Hearing aids are defined as electroacoustic devices that typically fit in or behind the wearer’s ear and are designed to amplify sound for the user. The early days of hearing aids included devices known as ear trumpets. These trumpets would amplify the sound going into the ear through a cone-shaped funnel. Because one end was large and open, it would gather the sound energy and direct it into the user’s ear canal.
As technology progressed from the 19th century, the movement toward modern hearing aids began with advances in the telephone. The very first electronic hearing aid was created in 1898. It was called the Akoulathon and was created by Miller Reese Hutchison. It worked by adding an electric signal to a weak sound, which would then amplify it and pass the signal to a receiver in the patient’s ear. Unfortunately, there aren’t any photos of this device that represent it factually.

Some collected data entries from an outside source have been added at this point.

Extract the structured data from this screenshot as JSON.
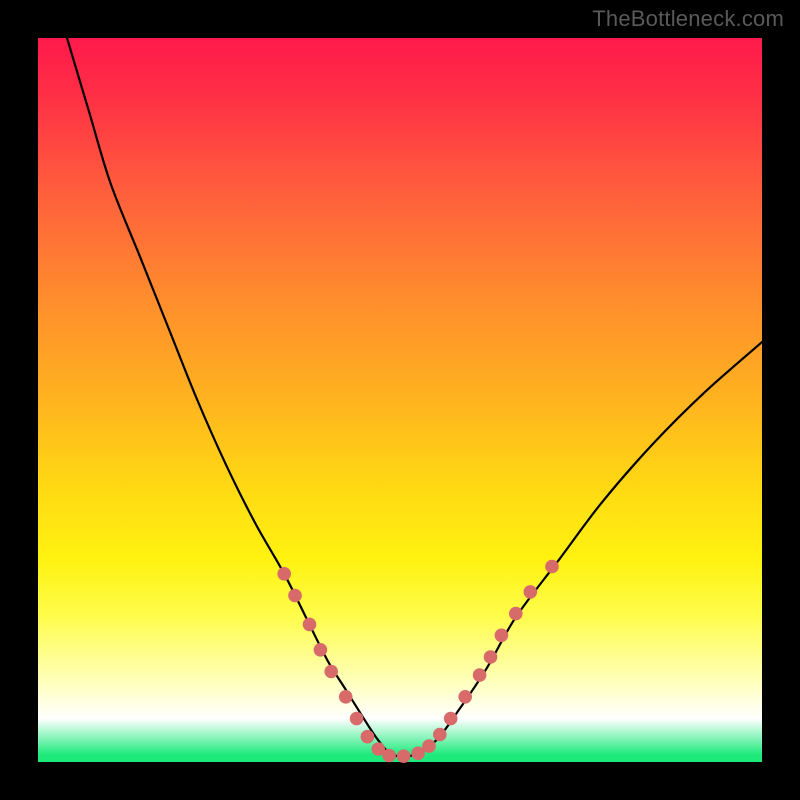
{
  "watermark": {
    "text": "TheBottleneck.com"
  },
  "chart_data": {
    "type": "line",
    "title": "",
    "xlabel": "",
    "ylabel": "",
    "xlim": [
      0,
      100
    ],
    "ylim": [
      0,
      100
    ],
    "grid": false,
    "legend": false,
    "gradient_stops": [
      {
        "pos": 0,
        "color": "#ff1a4b"
      },
      {
        "pos": 0.2,
        "color": "#ff5a3e"
      },
      {
        "pos": 0.5,
        "color": "#ffb31f"
      },
      {
        "pos": 0.72,
        "color": "#fff210"
      },
      {
        "pos": 0.94,
        "color": "#ffffff"
      },
      {
        "pos": 1.0,
        "color": "#1eea7c"
      }
    ],
    "series": [
      {
        "name": "bottleneck-curve",
        "x": [
          4,
          7,
          10,
          14,
          18,
          22,
          26,
          30,
          34,
          37,
          40,
          42.5,
          45,
          47,
          49,
          52,
          55,
          58,
          62,
          66,
          72,
          78,
          85,
          92,
          100
        ],
        "y": [
          100,
          90,
          80,
          70,
          60,
          50,
          41,
          33,
          26,
          20,
          14,
          10,
          6,
          3,
          1,
          1,
          3,
          7,
          13,
          20,
          28,
          36,
          44,
          51,
          58
        ]
      }
    ],
    "markers": [
      {
        "x": 34,
        "y": 26
      },
      {
        "x": 35.5,
        "y": 23
      },
      {
        "x": 37.5,
        "y": 19
      },
      {
        "x": 39,
        "y": 15.5
      },
      {
        "x": 40.5,
        "y": 12.5
      },
      {
        "x": 42.5,
        "y": 9
      },
      {
        "x": 44,
        "y": 6
      },
      {
        "x": 45.5,
        "y": 3.5
      },
      {
        "x": 47,
        "y": 1.8
      },
      {
        "x": 48.5,
        "y": 0.9
      },
      {
        "x": 50.5,
        "y": 0.8
      },
      {
        "x": 52.5,
        "y": 1.2
      },
      {
        "x": 54,
        "y": 2.2
      },
      {
        "x": 55.5,
        "y": 3.8
      },
      {
        "x": 57,
        "y": 6
      },
      {
        "x": 59,
        "y": 9
      },
      {
        "x": 61,
        "y": 12
      },
      {
        "x": 62.5,
        "y": 14.5
      },
      {
        "x": 64,
        "y": 17.5
      },
      {
        "x": 66,
        "y": 20.5
      },
      {
        "x": 68,
        "y": 23.5
      },
      {
        "x": 71,
        "y": 27
      }
    ],
    "marker_style": {
      "color": "#d86a6a",
      "radius": 6.8
    }
  }
}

During World War II, military technology helped advance the development of hearing aids even more. In the mid-1920s, the Acousticon’s Model 56 was one of the first portable units, though it was relatively heavy. In the ’60s and ’70s, huge advancements were made to hearing aids in the form of microprocessors and multi-channel amplitude compression. Microprocessors are what allowed the device to become as small as it is today. Amplitude compression allowed for the separation of the audio signal into frequency bands. With these frequency bands separated, one could adjust sounds to be louder when they were weak and quieter when they were too loud.
Today, hearing aids are nearly invisible thanks to all of this earlier research. The Oticon Company developed the first all-digital hearing aid in 1995, which could adjust itself depending on the environment without the need for a physical volume control. Now we have hearing aids that take advantage of Bluetooth technology and more.